Photo: Tom TaylorA. Dearest Christian,
Thanks for remembering the first and most important R, reduce. You’ve saved me a lot of time. In fact, I think I’m going to make myself a soy milkshake and come back in the time it would’ve taken me to urge you to print less.
It’s impressive that the printer industry hasn’t gone out of business altogether, what with things like Google Docs, email attachments, electronic signatures, and the like. But you’re right, sometimes you just have to print out that resume before a job interview (or Sudoku, or whatever the kids are doing these days). Have you considered going printerless and using the one at your local library or neighborhood print shop? You knew I had to ask …

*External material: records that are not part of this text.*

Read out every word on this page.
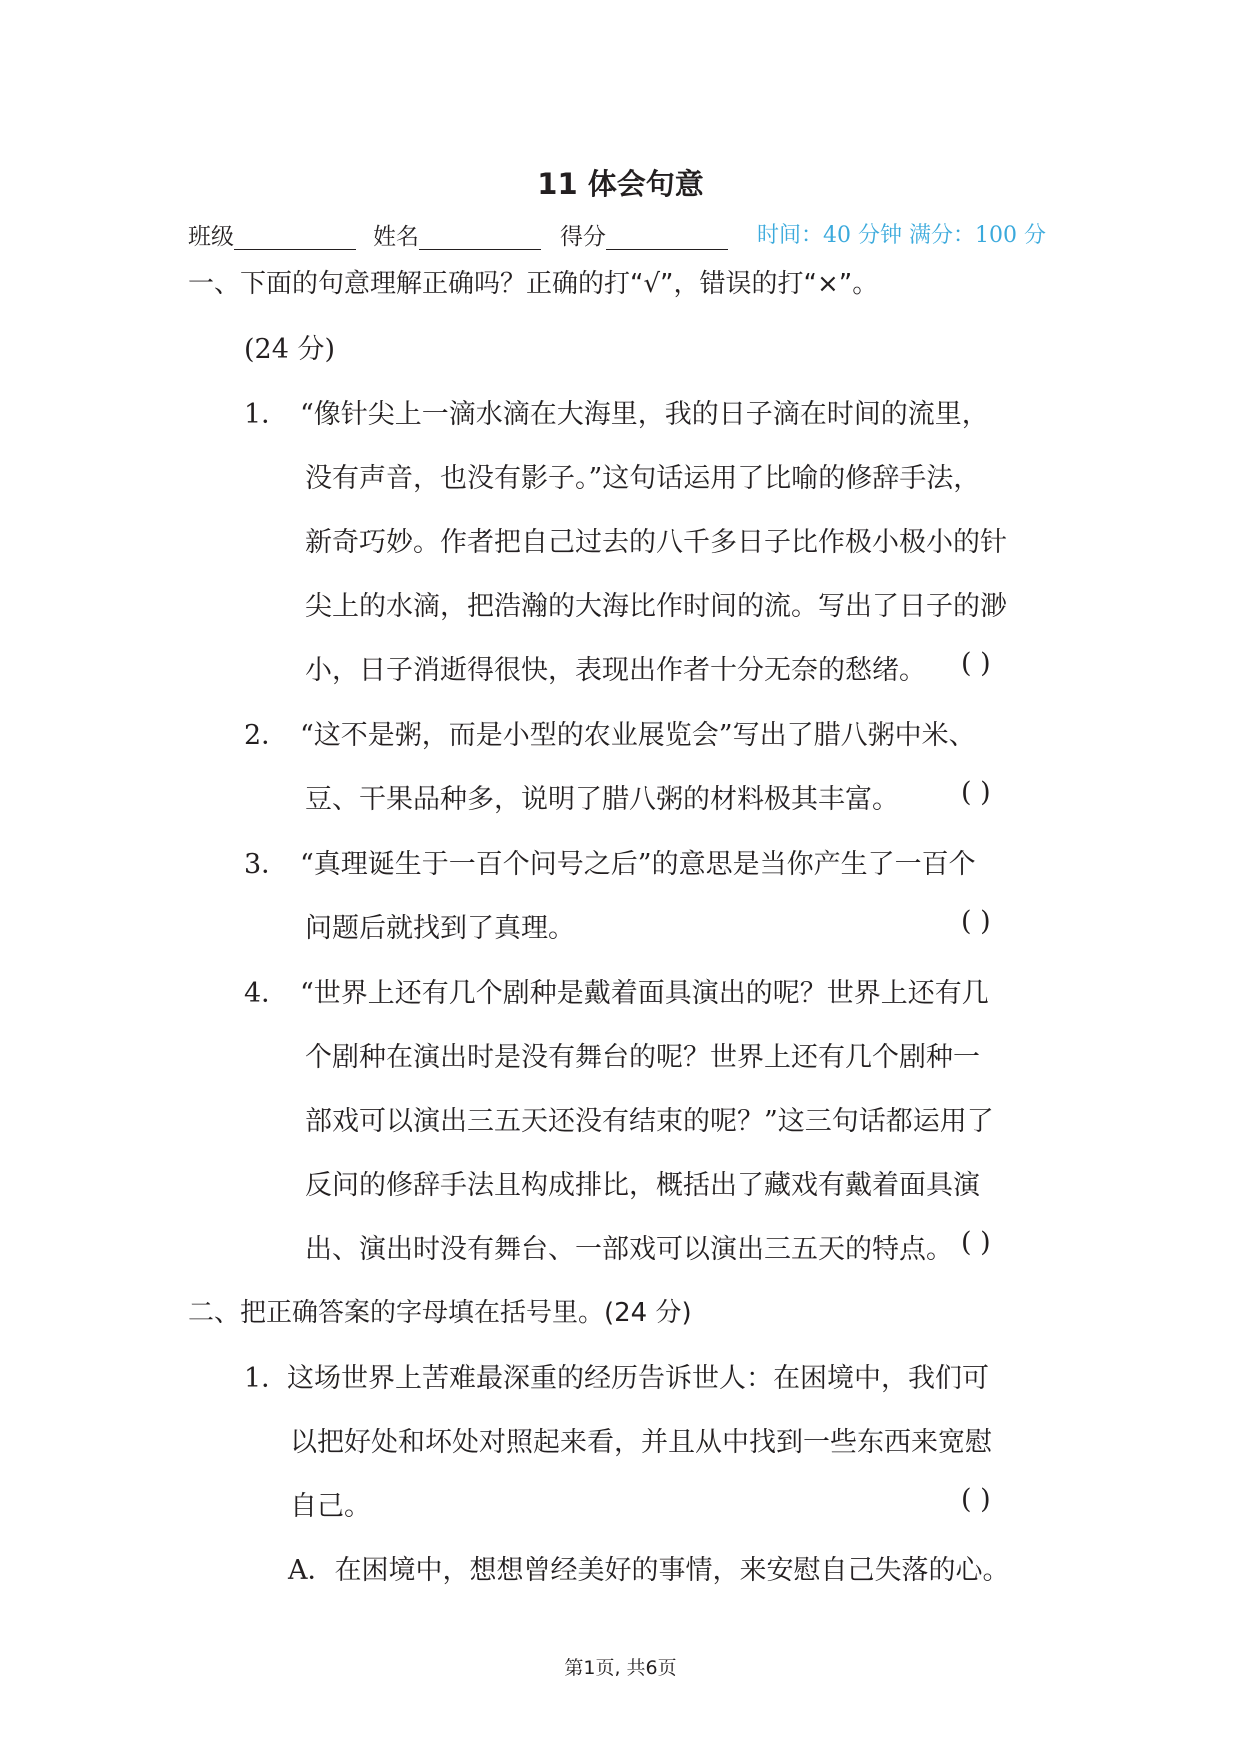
11 体会句意
班级	姓名	得分	时间：40 分钟 满分：100 分
一、下面的句意理解正确吗？正确的打“√”，错误的打“×”。
(24 分)
1． “像针尖上一滴水滴在大海里，我的日子滴在时间的流里，
没有声音，也没有影子。”这句话运用了比喻的修辞手法，
新奇巧妙。作者把自己过去的八千多日子比作极小极小的针
尖上的水滴，把浩瀚的大海比作时间的流。写出了日子的渺
小，日子消逝得很快，表现出作者十分无奈的愁绪。 ( )
2． “这不是粥，而是小型的农业展览会”写出了腊八粥中米、
豆、干果品种多，说明了腊八粥的材料极其丰富。 ( )
3． “真理诞生于一百个问号之后”的意思是当你产生了一百个
问题后就找到了真理。	( )
4． “世界上还有几个剧种是戴着面具演出的呢？世界上还有几
个剧种在演出时是没有舞台的呢？世界上还有几个剧种一
部戏可以演出三五天还没有结束的呢？”这三句话都运用了
反问的修辞手法且构成排比，概括出了藏戏有戴着面具演
出、演出时没有舞台、一部戏可以演出三五天的特点。 ( )
二、把正确答案的字母填在括号里。(24 分)
1．
这场世界上苦难最深重的经历告诉世人：在困境中，我们可
以把好处和坏处对照起来看，并且从中找到一些东西来宽慰
自己。	( )
A．在困境中，想想曾经美好的事情，来安慰自己失落的心。
第1页, 共6页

If you’re set on buying, don’t hate the inkjet quite yet. Oregon State University engineers just figured out a way to print solar cells using inkjet printers — and the process cuts down on waste by 90 percent. (Granted, we can’t print our own solar panels at home yet, but still.) They’re more energy-efficient than laser printers, too. But I’d argue that even more important than energy use is what’ll happen to your printer when you’re done with it. Electronics have such a short lifespan (thanks, planned obsolescence … ) that you have to think ahead to your printer’s burial before you even buy it. When you’re shopping around, note prospective computers’ take-back policy. Can you mail in used cartridges? Is the printer itself recyclable in any way? I try to be brand-agnostic, but HP is the only printer company that didn’t flunk the Electronics TakeBack Coalition’s report card on recycling and take-back programs. One model purports to be made of 50 percent recycled plastic. I know, I know, plastic, but it’s a start.
Once you’ve got your shiny new soon-to-be-obsolete printer — and pick an Energy Star printer, which potentially uses 60 percent less juice than its non-starred counterparts — take advantage of its power-saving features. Make sure they’re enabled, first off, and maximize your computer’s narcolepsy. You want that thing to go to sleep quickly and often, because it probably spends most of the day unused. Use a power strip to easily turn it off altogether (along with any other computer peripherals) overnight, on weekends, or whenever makes sense. And use free tools like GreenPrint to preview your doc before you print it, spot wasteful pages, and cut ’em out. Print on both sides (“duplex printing”) and tweak the ink settings to print in low quality or use the smallest amount of ink possible.
Christian, keep that first R in mind, and you’ll be a regular prints charming.